News

by Hilary White

LONDON, March 16, 2006Â (LifeSiteNews.com) – A British judge has ruled that a disabled child will be allowed to live, saying that his enjoyment of life is sufficient to warrant continuing his life support.

The 19-month-old boy, called “Baby MB” by the press, has a genetic condition – spinal muscular atrophy – which leads to almost total paralysis. He cannot move, swallow or breathe on his own. His parents have been fighting in the courts with the hospital trust who want to turn off his respirator.
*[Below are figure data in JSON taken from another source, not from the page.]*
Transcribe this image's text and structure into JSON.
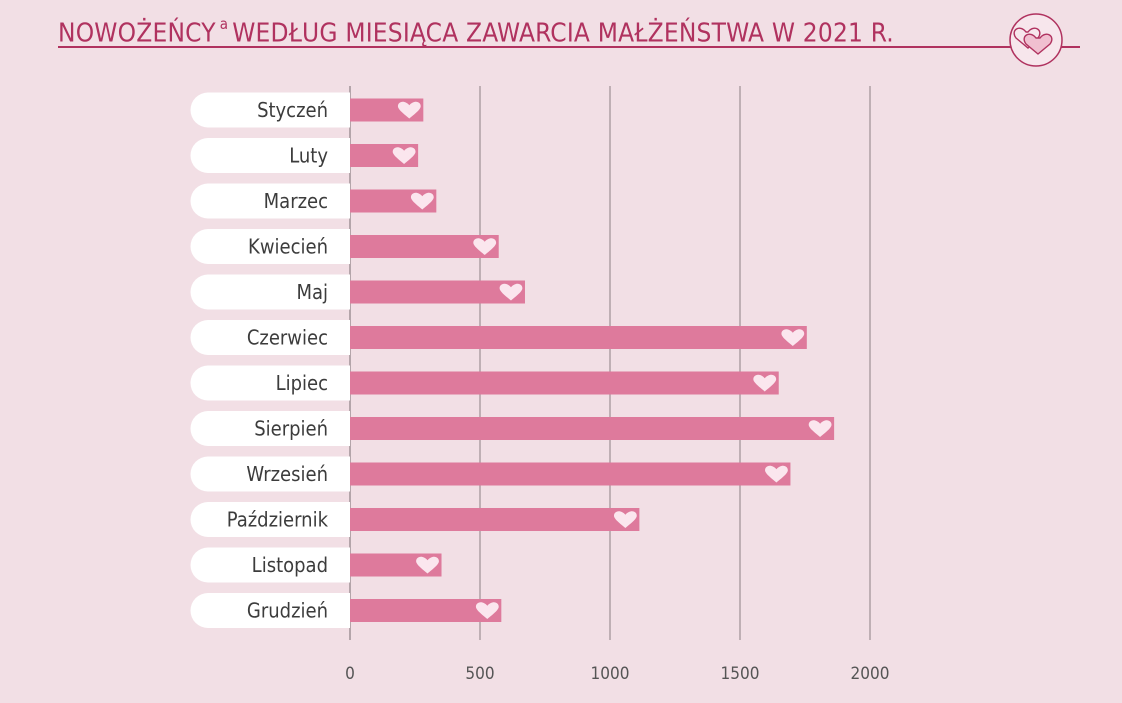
{
  "header": {
    "title_main": "NOWOŻEŃCY",
    "title_sup": "a",
    "title_rest": "WEDŁUG MIESIĄCA ZAWARCIA MAŁŻEŃSTWA W 2021 R."
  },
  "colors": {
    "background": "#f2dfe5",
    "bar": "#de7a9c",
    "heart": "#fbe6ee",
    "title": "#b0325f",
    "label_pill": "#ffffff",
    "grid": "#8c7f84"
  },
  "chart_data": {
    "type": "bar",
    "orientation": "horizontal",
    "title": "NOWOŻEŃCY a WEDŁUG MIESIĄCA ZAWARCIA MAŁŻEŃSTWA W 2021 R.",
    "categories": [
      "Styczeń",
      "Luty",
      "Marzec",
      "Kwiecień",
      "Maj",
      "Czerwiec",
      "Lipiec",
      "Sierpień",
      "Wrzesień",
      "Październik",
      "Listopad",
      "Grudzień"
    ],
    "values": [
      282,
      262,
      332,
      572,
      673,
      1757,
      1649,
      1862,
      1694,
      1113,
      352,
      582
    ],
    "xlim": [
      0,
      2000
    ],
    "xticks": [
      "0",
      "500",
      "1000",
      "1500",
      "2000"
    ],
    "grid": "vertical",
    "legend": "none"
  }
}
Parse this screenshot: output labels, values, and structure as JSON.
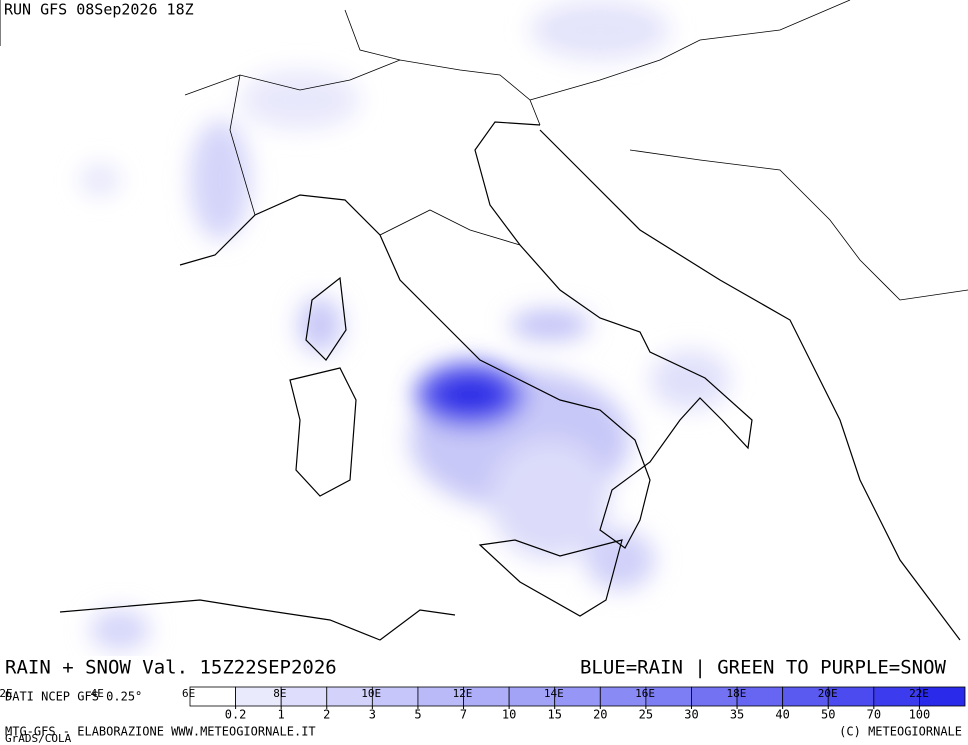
{
  "header": {
    "run": "RUN GFS 08Sep2026 18Z"
  },
  "footer": {
    "title": "RAIN + SNOW Val. 15Z22SEP2026",
    "legend_note": "BLUE=RAIN | GREEN TO PURPLE=SNOW",
    "source": "DATI NCEP GFS 0.25°",
    "credit": "MTG-GFS - ELABORAZIONE WWW.METEOGIORNALE.IT",
    "copyright": "(C) METEOGIORNALE",
    "software": "GrADS/COLA"
  },
  "map": {
    "lon_labels": [
      "2E",
      "4E",
      "6E",
      "8E",
      "10E",
      "12E",
      "14E",
      "16E",
      "18E",
      "20E",
      "22E"
    ]
  },
  "legend": {
    "levels": [
      0.2,
      1,
      2,
      3,
      5,
      7,
      10,
      15,
      20,
      25,
      30,
      35,
      40,
      50,
      70,
      100
    ],
    "colors": [
      "#ffffff",
      "#eaeafd",
      "#dedefc",
      "#d2d2fb",
      "#c6c6fa",
      "#babaf9",
      "#aeaef8",
      "#a2a2f7",
      "#9696f6",
      "#8a8af5",
      "#7e7ef4",
      "#7272f3",
      "#6666f2",
      "#5a5af1",
      "#4b4bef",
      "#3c3cee",
      "#2a2aea"
    ]
  }
}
The judge, however, did not base his judgement on the child’s inherent right to life or on the parents’ right to make decisions for their son’s care. He said only that, in his opinion, Baby MB enjoyed life sufficiently to be allowed to have it continue.

Mr Justice Holman said that doctors may refuse to give him drugs or defibrillator treatment to restart his heart or treat him with antibiotics should he develop serious infections.

The parents were fighting in London’s High Court to stop the hospital from shutting of their son’s ventilator. The doctors who care for the child testified that the ventilator is “uncomfortable” and that the child therefore had an “intolerable life.”

The judge ruled that because he could probably see, hear and feel – taking pleasure from the eight or nine hours his family spends with him each day, Baby MB’s life could be judged worthwhile.

Justice Holman said, “It must be assumed that he processes all of those sights and sounds like any child of his age and gains pleasure from them.”

He added, “No court has yet been asked to approve, against the will of parents, the withdrawal of life support with the inevitable and immediate death of a conscious child with sensory awareness and cognition, and no significant evidence of brain damage.”

The judgement, however much it is welcomed by the parents, is short of a victory from the pro-life point of view. The parents’ solicitor said, “In the judgement, the court has agreed with the assessment of Baby MB’s quality of life by those people who know him best.”

The ruling continues the legal slide toward a subjective view of the value of human life not based on a concrete notion of the right of every human being to live. Anti-euthanasia activists have deplored the shift in medical ethics towards a “quality of life” criterion.